Newsquest’s continuing attack on its own journalists combined with greed in the boardroom has been exposed – by the company’s own figures.
With the group in the process of dismantling its final salary pension scheme and many staff without a pay rise for more than 1,000 days, new figures released by the NUJ show that the company cut the number of editorial staff by a massive 17 per cent last year.
Latest accounts for parent company Gannett UK show that the average number of editorial staff fell by 327, from 1,936 to just 1,609.
Meanwhile, the highest paid director enjoyed a massive £108,000 – or 21.5 per cent - hike in his overall pay to £609,235. In addition, he managed to secure for himself a further huge boost in pension contributions from £38,500 in 2008 to £95,000 last year – a 59 per cent increase.

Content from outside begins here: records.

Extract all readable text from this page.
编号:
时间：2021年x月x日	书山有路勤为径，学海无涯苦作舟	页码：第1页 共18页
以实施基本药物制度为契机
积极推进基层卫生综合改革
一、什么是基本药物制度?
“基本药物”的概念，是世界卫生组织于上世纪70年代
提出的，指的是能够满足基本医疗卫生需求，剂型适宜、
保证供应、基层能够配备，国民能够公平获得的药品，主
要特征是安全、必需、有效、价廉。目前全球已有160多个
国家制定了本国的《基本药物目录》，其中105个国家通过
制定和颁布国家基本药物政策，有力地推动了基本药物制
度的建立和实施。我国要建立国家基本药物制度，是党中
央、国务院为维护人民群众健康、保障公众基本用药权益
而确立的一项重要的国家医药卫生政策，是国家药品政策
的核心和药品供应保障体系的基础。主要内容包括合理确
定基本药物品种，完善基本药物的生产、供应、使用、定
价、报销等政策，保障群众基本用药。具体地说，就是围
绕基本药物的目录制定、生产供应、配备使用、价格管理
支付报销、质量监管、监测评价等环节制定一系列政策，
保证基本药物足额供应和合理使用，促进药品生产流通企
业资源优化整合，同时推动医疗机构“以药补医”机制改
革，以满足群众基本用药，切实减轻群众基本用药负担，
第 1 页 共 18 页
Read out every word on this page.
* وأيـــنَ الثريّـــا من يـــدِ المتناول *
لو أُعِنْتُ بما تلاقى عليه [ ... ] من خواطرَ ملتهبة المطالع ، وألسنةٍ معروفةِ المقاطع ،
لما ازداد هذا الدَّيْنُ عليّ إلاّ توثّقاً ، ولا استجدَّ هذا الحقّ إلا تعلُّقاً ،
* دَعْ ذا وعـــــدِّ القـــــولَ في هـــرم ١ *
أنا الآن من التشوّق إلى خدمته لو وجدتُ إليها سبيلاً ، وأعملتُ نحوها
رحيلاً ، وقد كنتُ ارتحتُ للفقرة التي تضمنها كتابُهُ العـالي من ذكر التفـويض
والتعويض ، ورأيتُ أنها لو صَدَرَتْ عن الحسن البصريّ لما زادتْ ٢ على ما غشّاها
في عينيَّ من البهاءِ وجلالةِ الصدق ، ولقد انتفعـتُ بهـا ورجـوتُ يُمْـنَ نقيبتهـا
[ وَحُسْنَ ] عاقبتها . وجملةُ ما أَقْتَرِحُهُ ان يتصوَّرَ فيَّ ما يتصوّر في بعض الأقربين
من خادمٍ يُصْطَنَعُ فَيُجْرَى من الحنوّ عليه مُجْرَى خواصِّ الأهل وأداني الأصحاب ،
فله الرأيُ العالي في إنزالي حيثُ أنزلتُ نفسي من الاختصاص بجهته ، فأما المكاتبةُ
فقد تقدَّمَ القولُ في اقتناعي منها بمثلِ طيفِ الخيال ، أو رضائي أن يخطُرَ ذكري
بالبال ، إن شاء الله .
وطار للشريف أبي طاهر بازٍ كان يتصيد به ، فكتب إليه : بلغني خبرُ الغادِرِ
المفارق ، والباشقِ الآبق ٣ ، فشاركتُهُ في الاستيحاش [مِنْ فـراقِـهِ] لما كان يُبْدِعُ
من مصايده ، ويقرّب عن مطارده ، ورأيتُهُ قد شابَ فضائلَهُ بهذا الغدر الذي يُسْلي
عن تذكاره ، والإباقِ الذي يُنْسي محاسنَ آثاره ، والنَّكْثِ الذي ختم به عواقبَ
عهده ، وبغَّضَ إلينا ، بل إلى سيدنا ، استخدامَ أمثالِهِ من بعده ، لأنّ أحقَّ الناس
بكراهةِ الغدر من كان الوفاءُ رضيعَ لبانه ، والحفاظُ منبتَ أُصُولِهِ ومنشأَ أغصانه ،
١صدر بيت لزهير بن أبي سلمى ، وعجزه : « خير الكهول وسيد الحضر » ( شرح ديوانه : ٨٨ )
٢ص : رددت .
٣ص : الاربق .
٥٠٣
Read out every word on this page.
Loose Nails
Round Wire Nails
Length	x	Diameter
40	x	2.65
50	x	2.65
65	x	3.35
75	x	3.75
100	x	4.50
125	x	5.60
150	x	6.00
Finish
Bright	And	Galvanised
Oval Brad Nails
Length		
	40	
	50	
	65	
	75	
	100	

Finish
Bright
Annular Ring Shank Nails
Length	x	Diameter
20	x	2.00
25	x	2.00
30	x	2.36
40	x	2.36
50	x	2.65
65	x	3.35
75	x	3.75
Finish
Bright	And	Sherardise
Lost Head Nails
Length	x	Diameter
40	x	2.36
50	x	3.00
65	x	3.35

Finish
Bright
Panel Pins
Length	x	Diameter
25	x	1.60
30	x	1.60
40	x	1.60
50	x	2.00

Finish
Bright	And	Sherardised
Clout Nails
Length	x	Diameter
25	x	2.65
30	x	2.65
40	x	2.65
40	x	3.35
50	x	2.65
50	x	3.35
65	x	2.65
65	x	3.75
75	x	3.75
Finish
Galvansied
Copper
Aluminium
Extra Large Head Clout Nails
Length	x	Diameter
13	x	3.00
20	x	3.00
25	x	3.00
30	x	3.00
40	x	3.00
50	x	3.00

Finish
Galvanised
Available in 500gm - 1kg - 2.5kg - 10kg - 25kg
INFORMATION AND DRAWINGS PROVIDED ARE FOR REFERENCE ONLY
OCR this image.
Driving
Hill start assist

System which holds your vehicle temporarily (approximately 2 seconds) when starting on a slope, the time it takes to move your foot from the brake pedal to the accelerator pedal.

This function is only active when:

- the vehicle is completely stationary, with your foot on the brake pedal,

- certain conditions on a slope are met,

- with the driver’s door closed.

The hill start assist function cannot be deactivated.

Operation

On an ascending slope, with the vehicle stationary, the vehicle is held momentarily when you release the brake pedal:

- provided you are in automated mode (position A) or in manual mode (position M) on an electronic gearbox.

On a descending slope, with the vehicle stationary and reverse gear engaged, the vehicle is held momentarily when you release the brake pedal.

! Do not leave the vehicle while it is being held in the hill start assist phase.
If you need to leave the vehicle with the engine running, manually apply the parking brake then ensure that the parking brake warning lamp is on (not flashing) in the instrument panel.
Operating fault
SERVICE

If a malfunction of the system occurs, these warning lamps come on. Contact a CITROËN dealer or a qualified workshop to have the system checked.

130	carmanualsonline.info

This would seem to largely come from “performance-related payments” which soared for directors from £131,000 in 2008 to £279,000.
However, with the company telling the rest of the staff there is no end in sight to the pay freeze, it unveiled an operating profit of £71.7 million – turning round a paper loss of £462 million the previous year, arising from a devaluation of publishing rights and titles hammered by cuts.
And it goes on to boast that “the underlying businesses remain profitable and cash generative”.
Then it predicts that it expects to see a gradual recovery in the economy which would have a “positive impact on revenues”, although it is unsure exactly when this will happen or the extent.
But the swingeing cuts already made sliced the salary bill by £50 million in 2009 to £148 million and the figures also show “other pension costs” fell by £7.5 million, revealing large costs savings by the company. Furthermore, it got a multi-million pound windfall from the taxman in the shape of lower corporation tax which will continue to fall to 2014.
The accounts were filed with Companies House just days ahead of the September 30 deadline.
Chris Morley, Northern & Midlands Organiser, said: “Newsquest shares very little financial information with its employees and with the figures like these, we know why.
“This is still an extremely profitable company diverting its wealth from the UK and its staff into the pockets of US shareholders and the banks Gannett borrowed from to buy Newsquest in the same manner as the Glazers bought Manchester United.
“The UK arm cannot continue to be the poor relation either within the group or its industry peers in this country. Good, loyal staff will vote with their feet if the cuts don’t stop and better pay and conditions are put on the table immediately.
“Our members are at breaking point so the company has been warned.”